An adjuvant label is most lucrative, Kantor said, because of the number of patients that receive such treatment and the lengthy duration they get it. But finishing that study could take years; Herceptin just received FDA approval for adjuvant use last fall. (See BioWorld Today, Nov. 20, 2006.)
So the principal concern for South San Francisco-based Genentech, of course, arises if Tykerb's efficacy eventually proves equivalent to Herceptin. The former's convenience factor "has advantages in the adjuvant setting," Kantor said. "But it's a big if' to say that it's going to be a better drug in breast cancer."
The data simply aren't yet known for any setting, he added. Kantor also noted that antibodies "tend to be more potent" than small molecules when binding to the same target.
Herceptin works against the target in three ways to continuously suppress HER2 activity that may lead to tumor proliferation, leading to cell stasis and death. One mechanism relates to its binding site on HER2's extracellular domain, near the transmembrane region, where the drug blocks the shedding of HER2 and prevents the receptor from breaking off into patients' serum. In addition, it impacts HER2's role in activating the AKT/PI3 kinase pathway, downregulating the intracellular cell survival mechanism, and the drug engages FC gamma receptors that are found on white blood cells to activate antibodies such as monocytes, macrophages and natural killer cells.
"Herceptin binding to extracellular domain can manifest itself on effects within the cytoplasmic domain as well," Mark Sliwkowski, Genentech's director of translational oncology, told BioWorld Today.
On the other hand, Tykerb binds to the inside of HER2 and inhibits the tyrosine kinase components of the EGFR (ErbB1) and HER2 (ErbB2) receptors, dampening their effects on cell proliferation, tumor progression, invasion and metastases.

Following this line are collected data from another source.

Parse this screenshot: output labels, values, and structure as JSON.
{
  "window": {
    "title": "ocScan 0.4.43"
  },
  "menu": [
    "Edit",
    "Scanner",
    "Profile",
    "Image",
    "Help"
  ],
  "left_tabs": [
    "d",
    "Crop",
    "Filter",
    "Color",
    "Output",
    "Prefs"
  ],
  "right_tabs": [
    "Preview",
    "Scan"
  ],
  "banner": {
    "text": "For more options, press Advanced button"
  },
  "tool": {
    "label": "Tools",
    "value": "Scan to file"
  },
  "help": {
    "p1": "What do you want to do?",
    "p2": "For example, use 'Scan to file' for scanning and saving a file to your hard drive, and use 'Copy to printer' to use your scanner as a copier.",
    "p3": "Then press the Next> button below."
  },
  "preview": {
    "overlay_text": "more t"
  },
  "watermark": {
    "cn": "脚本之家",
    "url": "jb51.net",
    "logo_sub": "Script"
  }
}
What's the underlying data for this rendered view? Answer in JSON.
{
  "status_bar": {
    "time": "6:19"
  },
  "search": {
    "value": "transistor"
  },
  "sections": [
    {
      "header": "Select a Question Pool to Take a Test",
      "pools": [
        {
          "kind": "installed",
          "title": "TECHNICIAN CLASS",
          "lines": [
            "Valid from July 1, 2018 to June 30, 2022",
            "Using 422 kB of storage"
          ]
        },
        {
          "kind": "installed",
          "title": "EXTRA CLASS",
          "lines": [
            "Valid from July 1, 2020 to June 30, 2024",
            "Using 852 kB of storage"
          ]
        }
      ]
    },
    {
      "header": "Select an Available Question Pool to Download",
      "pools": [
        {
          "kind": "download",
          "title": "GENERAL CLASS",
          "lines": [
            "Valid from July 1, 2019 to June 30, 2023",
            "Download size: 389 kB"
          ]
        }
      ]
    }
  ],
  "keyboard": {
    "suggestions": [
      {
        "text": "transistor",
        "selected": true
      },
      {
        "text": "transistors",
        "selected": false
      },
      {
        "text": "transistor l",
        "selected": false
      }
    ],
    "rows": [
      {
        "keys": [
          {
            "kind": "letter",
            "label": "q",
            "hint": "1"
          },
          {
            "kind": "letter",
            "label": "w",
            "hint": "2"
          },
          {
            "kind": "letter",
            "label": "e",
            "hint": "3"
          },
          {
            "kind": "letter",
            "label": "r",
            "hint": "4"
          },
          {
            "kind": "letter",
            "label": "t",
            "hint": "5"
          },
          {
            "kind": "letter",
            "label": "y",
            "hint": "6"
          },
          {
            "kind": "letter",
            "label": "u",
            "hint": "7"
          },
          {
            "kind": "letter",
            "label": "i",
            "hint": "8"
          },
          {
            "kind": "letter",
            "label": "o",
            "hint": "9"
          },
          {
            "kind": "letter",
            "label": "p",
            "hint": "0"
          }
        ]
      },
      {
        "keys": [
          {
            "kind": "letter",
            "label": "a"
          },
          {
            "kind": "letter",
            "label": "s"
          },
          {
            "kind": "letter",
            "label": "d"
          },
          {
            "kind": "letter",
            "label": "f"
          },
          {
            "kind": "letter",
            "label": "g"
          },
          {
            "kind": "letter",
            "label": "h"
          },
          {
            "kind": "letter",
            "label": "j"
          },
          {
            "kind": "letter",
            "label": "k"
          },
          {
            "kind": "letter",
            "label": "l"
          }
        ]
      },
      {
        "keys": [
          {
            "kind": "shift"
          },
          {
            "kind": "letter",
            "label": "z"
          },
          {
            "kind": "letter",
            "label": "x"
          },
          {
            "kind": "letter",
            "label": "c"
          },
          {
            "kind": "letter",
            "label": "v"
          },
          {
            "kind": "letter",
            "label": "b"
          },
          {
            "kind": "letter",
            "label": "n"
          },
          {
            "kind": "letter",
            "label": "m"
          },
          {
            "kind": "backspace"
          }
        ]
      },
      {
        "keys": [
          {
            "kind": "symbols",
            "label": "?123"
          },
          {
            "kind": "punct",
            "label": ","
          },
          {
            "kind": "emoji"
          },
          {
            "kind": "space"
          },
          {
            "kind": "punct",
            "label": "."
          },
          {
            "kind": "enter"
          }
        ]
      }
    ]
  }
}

Kantor questioned the relevance of blocking EGFR in breast cancer, adding that such inhibition isn't necessarily that strong with Tykerb.
But Sarah Alspach, GSK's manager of product communications, said the drug's intracellular action is advantageous. "In the case of loss or shedding of the external domain of the receptor," she told BioWorld Today, "Herceptin could lose the ability to bind whereas the internal domain is still available to be blocked by Tykerb."
GSK plans to launch Tykerb within two weeks, and it will cost about $2,900 per month, on average. The company is offering a service to help patients figure out insurance reimbursement and alternative financial support, as well as a patient access program with a lower threshold for eligibility than exists for other GSK cancer drugs.
The company also has expansion plans for Tykerb in other solid tumor types, with clinical testing under way in head and neck cancer, as well as renal cell carcinoma.